Obtained data sets are rarely perfect and often contain one (or more) variables with missing values, erroneous notations, redundant variables and an unbalanced response variable (Gibert et al., 2018a). Data exploration and pre-processing are therefore crucial tools to characterise and improve the quality of the obtained data and, thereby, increase the reliability of model outcomes (Zhang et al., 2003; Zuur et al., 2010). Data exploration allows to obtain a graphical representation of a variable’s distribution, with boxplots, dotplots and histograms being frequently applied to identify potential deviating instances (Zuur et al., 2010). Transformation or removal of these outliers are common approaches to improve data quality, yet the lack of uniform guidelines cause it to be relatively subjective and open to further study.

CHAPTER 3

72

Similarly, predictor assessment by means of a correlation index or principal component analysis (PCA) helps in identifying explanatory variables that contain similar information. These are helpful in understanding ecological interactions and processes, yet potentially compromise model development due to limited information gain compared to the computational cost. Reduction of data dimensionality by correlated variable removal or the creation of a new set of independent variables based on the PCA axes generally supports the development of simpler and more transparent models (Guo et al., 2015; Wilson et al., 2011). The intensity of these effects depends on data characteristics and varies among modelling techniques.

Aside from abovementioned pre-processing, additional changes are potentially required prior to model training. For instance, ANN requires predictors to be rescaled to a predefined interval, ranging between 0 (or -1) up to 1, in order to make reliable predictions. Without this rescaling, predictors with an extensive range can have a higher influence, which can be artificially altered by changing the unit. Similarly, balancing of the response variable within the training data is highly recommended for DTs in order to avoid model preference towards the class with the highest frequency. To this end, a balanced ratio can be obtained via (i) random subsampling of the class(es) with higher abundance (Araújo and Guisan, 2006), (ii) oversampling of the class(es) with lower abundance or (iii) a combination of both (see Figure 3.6).

Figure 3.6: Balancing of data describing the occurrence of a non-specified organism.

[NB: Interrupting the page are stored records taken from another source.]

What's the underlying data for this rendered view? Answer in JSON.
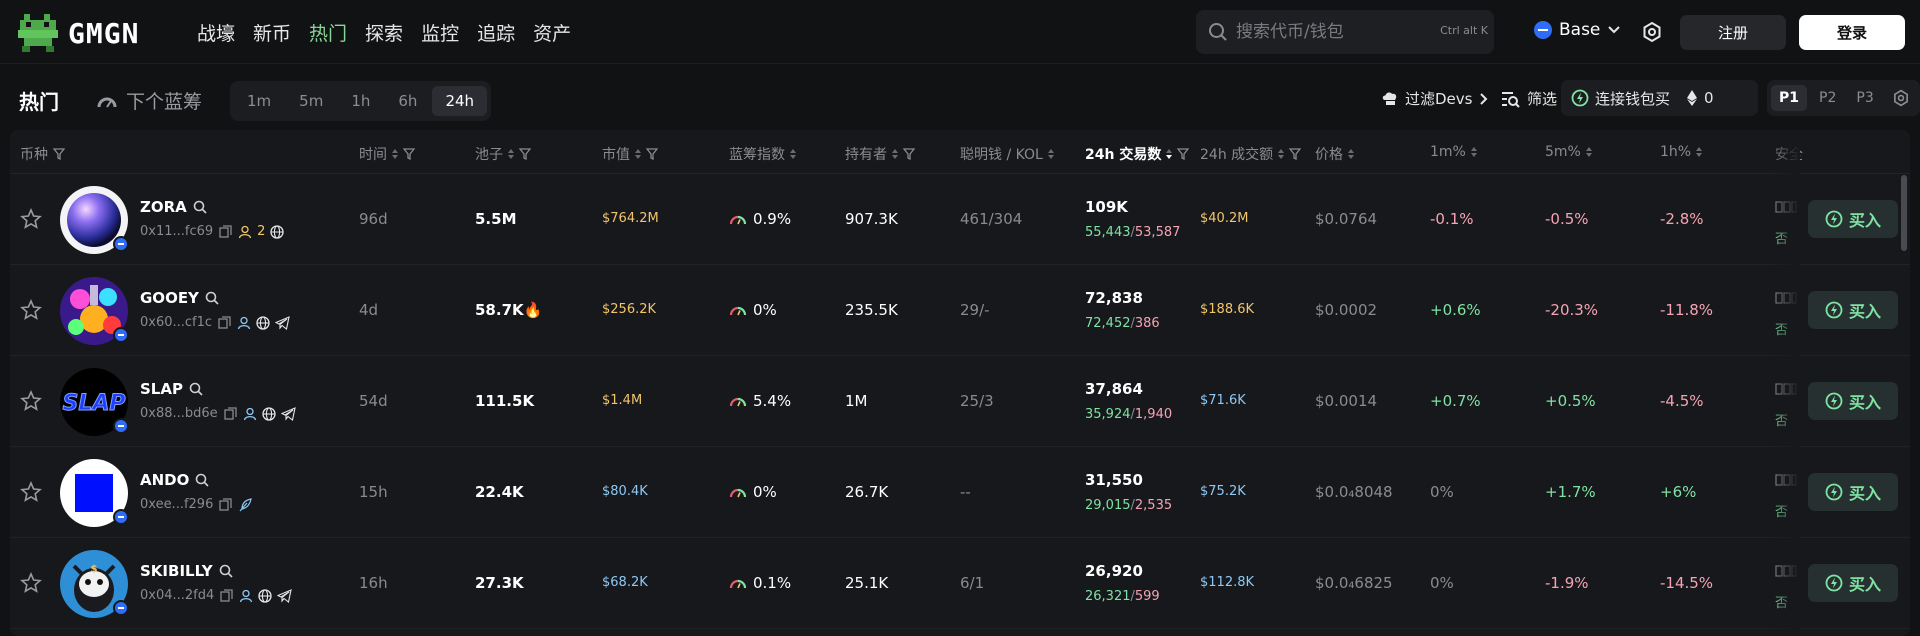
{
  "header": {
    "logo_text": "GMGN",
    "nav": [
      "战壕",
      "新币",
      "热门",
      "探索",
      "监控",
      "追踪",
      "资产"
    ],
    "nav_active": "热门",
    "search_placeholder": "搜索代币/钱包",
    "search_shortcut": "Ctrl alt K",
    "chain": "Base",
    "register": "注册",
    "login": "登录"
  },
  "subbar": {
    "tab_hot": "热门",
    "tab_next": "下个蓝筹",
    "time_options": [
      "1m",
      "5m",
      "1h",
      "6h",
      "24h"
    ],
    "time_active": "24h",
    "filter_devs": "过滤Devs",
    "filter": "筛选",
    "connect_wallet": "连接钱包买",
    "wallet_amount": "0",
    "pages": [
      "P1",
      "P2",
      "P3"
    ],
    "page_active": "P1"
  },
  "columns": {
    "coin": "币种",
    "time": "时间",
    "pool": "池子",
    "mcap": "市值",
    "bluechip": "蓝筹指数",
    "holders": "持有者",
    "smart": "聪明钱 / KOL",
    "tx24": "24h 交易数",
    "vol24": "24h 成交额",
    "price": "价格",
    "m1": "1m%",
    "m5": "5m%",
    "h1": "1h%",
    "safety": "安全"
  },
  "rows": [
    {
      "name": "ZORA",
      "addr": "0x11...fc69",
      "holders_icon_count": "2",
      "time": "96d",
      "pool": "5.5M",
      "pool_fire": "",
      "mcap": "$764.2M",
      "mcap_color": "yellow",
      "bluechip": "0.9%",
      "holders": "907.3K",
      "smart": "461/304",
      "tx": "109K",
      "tx_buy": "55,443",
      "tx_sell": "53,587",
      "vol": "$40.2M",
      "vol_color": "yellow",
      "price": "$0.0764",
      "m1": "-0.1%",
      "m5": "-0.5%",
      "h1": "-2.8%",
      "safe_no": "否"
    },
    {
      "name": "GOOEY",
      "addr": "0x60...cf1c",
      "holders_icon_count": "",
      "time": "4d",
      "pool": "58.7K",
      "pool_fire": "🔥",
      "mcap": "$256.2K",
      "mcap_color": "yellow",
      "bluechip": "0%",
      "holders": "235.5K",
      "smart": "29/-",
      "tx": "72,838",
      "tx_buy": "72,452",
      "tx_sell": "386",
      "vol": "$188.6K",
      "vol_color": "yellow",
      "price": "$0.0002",
      "m1": "+0.6%",
      "m5": "-20.3%",
      "h1": "-11.8%",
      "safe_no": "否"
    },
    {
      "name": "SLAP",
      "addr": "0x88...bd6e",
      "holders_icon_count": "",
      "time": "54d",
      "pool": "111.5K",
      "pool_fire": "",
      "mcap": "$1.4M",
      "mcap_color": "yellow",
      "bluechip": "5.4%",
      "holders": "1M",
      "smart": "25/3",
      "tx": "37,864",
      "tx_buy": "35,924",
      "tx_sell": "1,940",
      "vol": "$71.6K",
      "vol_color": "blue",
      "price": "$0.0014",
      "m1": "+0.7%",
      "m5": "+0.5%",
      "h1": "-4.5%",
      "safe_no": "否"
    },
    {
      "name": "ANDO",
      "addr": "0xee...f296",
      "holders_icon_count": "",
      "time": "15h",
      "pool": "22.4K",
      "pool_fire": "",
      "mcap": "$80.4K",
      "mcap_color": "blue",
      "bluechip": "0%",
      "holders": "26.7K",
      "smart": "--",
      "tx": "31,550",
      "tx_buy": "29,015",
      "tx_sell": "2,535",
      "vol": "$75.2K",
      "vol_color": "blue",
      "price": "$0.0₄8048",
      "m1": "0%",
      "m5": "+1.7%",
      "h1": "+6%",
      "safe_no": "否"
    },
    {
      "name": "SKIBILLY",
      "addr": "0x04...2fd4",
      "holders_icon_count": "",
      "time": "16h",
      "pool": "27.3K",
      "pool_fire": "",
      "mcap": "$68.2K",
      "mcap_color": "blue",
      "bluechip": "0.1%",
      "holders": "25.1K",
      "smart": "6/1",
      "tx": "26,920",
      "tx_buy": "26,321",
      "tx_sell": "599",
      "vol": "$112.8K",
      "vol_color": "blue",
      "price": "$0.0₄6825",
      "m1": "0%",
      "m5": "-1.9%",
      "h1": "-14.5%",
      "safe_no": "否"
    }
  ],
  "buy_label": "买入",
  "colors": {
    "accent_green": "#88d693",
    "positive": "#7fe3a3",
    "negative": "#f6a3b3",
    "yellow": "#f2c56b",
    "blue": "#8ec9f5",
    "base_blue": "#2f6df6"
  }
}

Occurrence was assessed at 170 locations and resulting in 120 absence statements and 50 presence statements. A balanced dataset is created by A: randomly omitting data related to the absence of the organism (subsampling); B: randomly duplicating data related to the presence of the organism (oversampling) or C: applying a combination of subsampling and oversampling.

DATA-DRIVEN MODELLING

73 3.2.3 Model application

A variety of parameters is linked with model development, distinguishing between algorithm parameters (or ‘hyperparameters’) and model parameters (e.g. regression coefficients). Hyperparameters are often subjectively defined prior to model training and remain unaltered regardless of the provided data, while model parameters are an intrinsic element of the final model and highly dependent on the training data.

Subjective selection of hyperparameter settings can affect model performance drastically, hence preliminary optimisation is highly recommended. Ideally, all potential hyperparameter settings are tested to identify the best-performing combination(s), though this number tends to increase exponentially with every additional hyperparameter to be considered. Alternatively, random selection of a subset (e.g. 60 combinations) provides a first overview of potential performance and identifies a starting point for hyperparameter optimisation, while being generally faster than the traditional grid search (Bergstra and Bengio, 2012). This procedure reduces overall calculation time as it does not require for all combinations to be assessed, yet risks that the global optimal hyperparameter combination will not be found.